Winner of the Slow Food Awards Person of the Year 2019

A lovely end to the year with Bryce becoming the Winner of the Slow Food Awards Person of the Year 2019.

The Slow Food movement promotes food that is produced with an emphasis on quality, not profit.

‘Slow Food is for everyone who eats food,’ said Fred Berkmiller, Chef Proprietor of L’Escargot Blue which won Best Restaurant.

‘I consider slow food to be my grandmother’s thinking,’ he said. ‘People have the right to know where their food is coming from, what it’s been fed with. They want to know what they’re putting inside their body.’

 

There was even a lovely write-up in Scottish Field, which you can read here, which said;

“Bryce Cunningham of Mossgiel Farm, winner of the Agriculture category at the Scottish Rural Awards 2019, won Person of the Year at the Slow Food Awards for his sustainable practices.

Mossgiel was the first diary in Scotland to eliminate single use plastic.

‘We’ve managed to create food products in a slow, natural and organic way to bring our passion for food to the cities of Scotland,’ Cunningham said. ‘I believe in low processed foods and foods that are natural, foods we would have eaten 500 years ago. Supermarkets are chasing profits, not health benefits.’ “

Bryce Cunningham - Person of the Year - Slow Foods Award

It’s great that the slow food movement is gathering strength with each passing year. We certainly notice it, talking to all the wonderful people who own businesses that we supply.
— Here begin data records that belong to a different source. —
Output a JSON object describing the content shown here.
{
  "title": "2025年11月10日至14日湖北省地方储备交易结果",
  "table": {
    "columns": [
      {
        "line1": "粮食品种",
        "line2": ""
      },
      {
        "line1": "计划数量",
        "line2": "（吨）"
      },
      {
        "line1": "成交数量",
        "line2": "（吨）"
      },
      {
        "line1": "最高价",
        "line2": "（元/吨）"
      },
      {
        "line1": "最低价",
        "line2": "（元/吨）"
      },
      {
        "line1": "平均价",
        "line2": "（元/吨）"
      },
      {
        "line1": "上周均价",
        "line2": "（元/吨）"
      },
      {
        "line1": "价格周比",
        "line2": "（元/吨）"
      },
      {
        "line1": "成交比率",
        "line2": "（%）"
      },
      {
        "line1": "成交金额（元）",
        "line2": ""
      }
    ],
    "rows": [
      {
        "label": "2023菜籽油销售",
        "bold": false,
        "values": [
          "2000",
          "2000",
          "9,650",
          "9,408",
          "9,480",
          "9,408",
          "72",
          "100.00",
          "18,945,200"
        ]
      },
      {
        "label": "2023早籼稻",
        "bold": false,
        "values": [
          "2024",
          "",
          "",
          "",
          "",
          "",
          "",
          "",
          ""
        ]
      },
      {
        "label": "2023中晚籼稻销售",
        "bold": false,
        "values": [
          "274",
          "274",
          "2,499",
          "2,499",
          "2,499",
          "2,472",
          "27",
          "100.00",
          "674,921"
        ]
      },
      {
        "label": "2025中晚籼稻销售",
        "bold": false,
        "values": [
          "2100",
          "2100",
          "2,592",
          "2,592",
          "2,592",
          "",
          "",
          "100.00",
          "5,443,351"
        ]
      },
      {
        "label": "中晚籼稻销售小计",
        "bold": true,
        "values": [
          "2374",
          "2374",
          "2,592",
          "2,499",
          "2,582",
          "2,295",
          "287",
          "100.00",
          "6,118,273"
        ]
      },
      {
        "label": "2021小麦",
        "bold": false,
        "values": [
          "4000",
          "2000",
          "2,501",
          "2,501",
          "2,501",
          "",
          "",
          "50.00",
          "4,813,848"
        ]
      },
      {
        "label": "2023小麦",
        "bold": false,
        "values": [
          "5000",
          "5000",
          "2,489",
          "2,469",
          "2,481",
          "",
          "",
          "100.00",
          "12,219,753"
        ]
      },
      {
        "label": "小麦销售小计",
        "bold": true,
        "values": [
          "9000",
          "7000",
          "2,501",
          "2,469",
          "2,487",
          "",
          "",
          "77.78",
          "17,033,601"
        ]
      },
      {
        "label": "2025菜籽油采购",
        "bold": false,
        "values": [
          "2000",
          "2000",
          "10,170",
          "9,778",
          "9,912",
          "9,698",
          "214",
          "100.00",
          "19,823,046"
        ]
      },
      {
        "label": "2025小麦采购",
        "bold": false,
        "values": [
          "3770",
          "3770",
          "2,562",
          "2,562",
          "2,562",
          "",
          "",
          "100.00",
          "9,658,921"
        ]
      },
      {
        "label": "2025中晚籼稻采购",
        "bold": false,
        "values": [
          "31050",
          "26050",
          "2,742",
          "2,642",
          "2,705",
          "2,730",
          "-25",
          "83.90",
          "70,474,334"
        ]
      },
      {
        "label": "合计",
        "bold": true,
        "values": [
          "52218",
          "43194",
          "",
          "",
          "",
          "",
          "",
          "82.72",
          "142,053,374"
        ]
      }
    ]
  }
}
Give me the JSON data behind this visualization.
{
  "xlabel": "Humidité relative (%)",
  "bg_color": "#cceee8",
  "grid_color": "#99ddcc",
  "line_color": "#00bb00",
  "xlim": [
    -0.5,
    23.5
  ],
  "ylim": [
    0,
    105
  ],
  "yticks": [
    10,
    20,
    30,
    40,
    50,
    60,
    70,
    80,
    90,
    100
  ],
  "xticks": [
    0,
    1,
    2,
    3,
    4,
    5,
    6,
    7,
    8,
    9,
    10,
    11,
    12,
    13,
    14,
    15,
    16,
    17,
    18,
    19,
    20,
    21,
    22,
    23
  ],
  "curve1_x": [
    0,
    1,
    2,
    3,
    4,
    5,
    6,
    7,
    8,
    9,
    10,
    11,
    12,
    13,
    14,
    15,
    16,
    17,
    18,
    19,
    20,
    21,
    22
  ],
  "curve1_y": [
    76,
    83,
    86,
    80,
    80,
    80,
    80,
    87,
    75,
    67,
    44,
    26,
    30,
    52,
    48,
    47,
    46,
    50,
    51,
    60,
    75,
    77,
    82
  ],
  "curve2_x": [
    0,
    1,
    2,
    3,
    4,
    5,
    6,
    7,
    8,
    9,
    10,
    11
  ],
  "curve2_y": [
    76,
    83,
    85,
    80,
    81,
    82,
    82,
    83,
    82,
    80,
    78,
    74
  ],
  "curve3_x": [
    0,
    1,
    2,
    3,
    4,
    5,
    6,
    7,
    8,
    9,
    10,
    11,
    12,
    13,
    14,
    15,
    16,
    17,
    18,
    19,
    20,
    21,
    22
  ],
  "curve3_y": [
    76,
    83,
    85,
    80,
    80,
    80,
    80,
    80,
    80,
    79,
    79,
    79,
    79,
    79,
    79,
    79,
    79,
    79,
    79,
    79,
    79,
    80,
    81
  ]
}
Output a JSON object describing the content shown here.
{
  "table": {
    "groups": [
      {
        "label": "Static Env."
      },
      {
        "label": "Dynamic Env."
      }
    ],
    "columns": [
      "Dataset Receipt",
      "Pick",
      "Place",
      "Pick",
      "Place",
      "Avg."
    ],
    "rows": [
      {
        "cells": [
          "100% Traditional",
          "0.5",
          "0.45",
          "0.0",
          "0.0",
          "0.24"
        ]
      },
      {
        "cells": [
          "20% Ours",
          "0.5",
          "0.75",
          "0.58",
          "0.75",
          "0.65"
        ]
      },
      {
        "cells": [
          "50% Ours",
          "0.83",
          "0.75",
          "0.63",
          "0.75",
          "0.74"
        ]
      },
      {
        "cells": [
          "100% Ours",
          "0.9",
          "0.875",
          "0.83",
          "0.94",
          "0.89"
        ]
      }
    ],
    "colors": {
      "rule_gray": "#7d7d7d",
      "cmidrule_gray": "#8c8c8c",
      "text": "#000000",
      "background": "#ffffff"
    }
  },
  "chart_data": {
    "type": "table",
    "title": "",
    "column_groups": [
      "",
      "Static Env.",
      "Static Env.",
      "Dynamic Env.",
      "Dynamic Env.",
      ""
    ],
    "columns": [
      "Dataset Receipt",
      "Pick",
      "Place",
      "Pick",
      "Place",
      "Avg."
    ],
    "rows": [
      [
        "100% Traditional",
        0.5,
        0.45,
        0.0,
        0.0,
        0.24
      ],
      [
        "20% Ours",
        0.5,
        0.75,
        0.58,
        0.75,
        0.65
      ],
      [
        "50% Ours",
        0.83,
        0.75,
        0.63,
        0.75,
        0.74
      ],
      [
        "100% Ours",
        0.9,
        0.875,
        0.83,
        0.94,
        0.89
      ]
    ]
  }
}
It seems that provenance is becoming more and more important to people and we think that this is a very encouraging trend. This move towards slow food – real food – and away from overly industrialised, processed food can only be a good thing, bringing people closer to nature and the seasons. Milk is a seasonal food, for example, and we know that this is something that has been lost from most people’s awareness. When the Cows are in the pasture in the height of summer they produce a richer milk than when they are in the byre in the depths of winter (4.9% cream in the summer, 4.5% cream in the winter). Decades ago, this was viewed as a problem. Today, we think that this is something to be embraced and celebrated.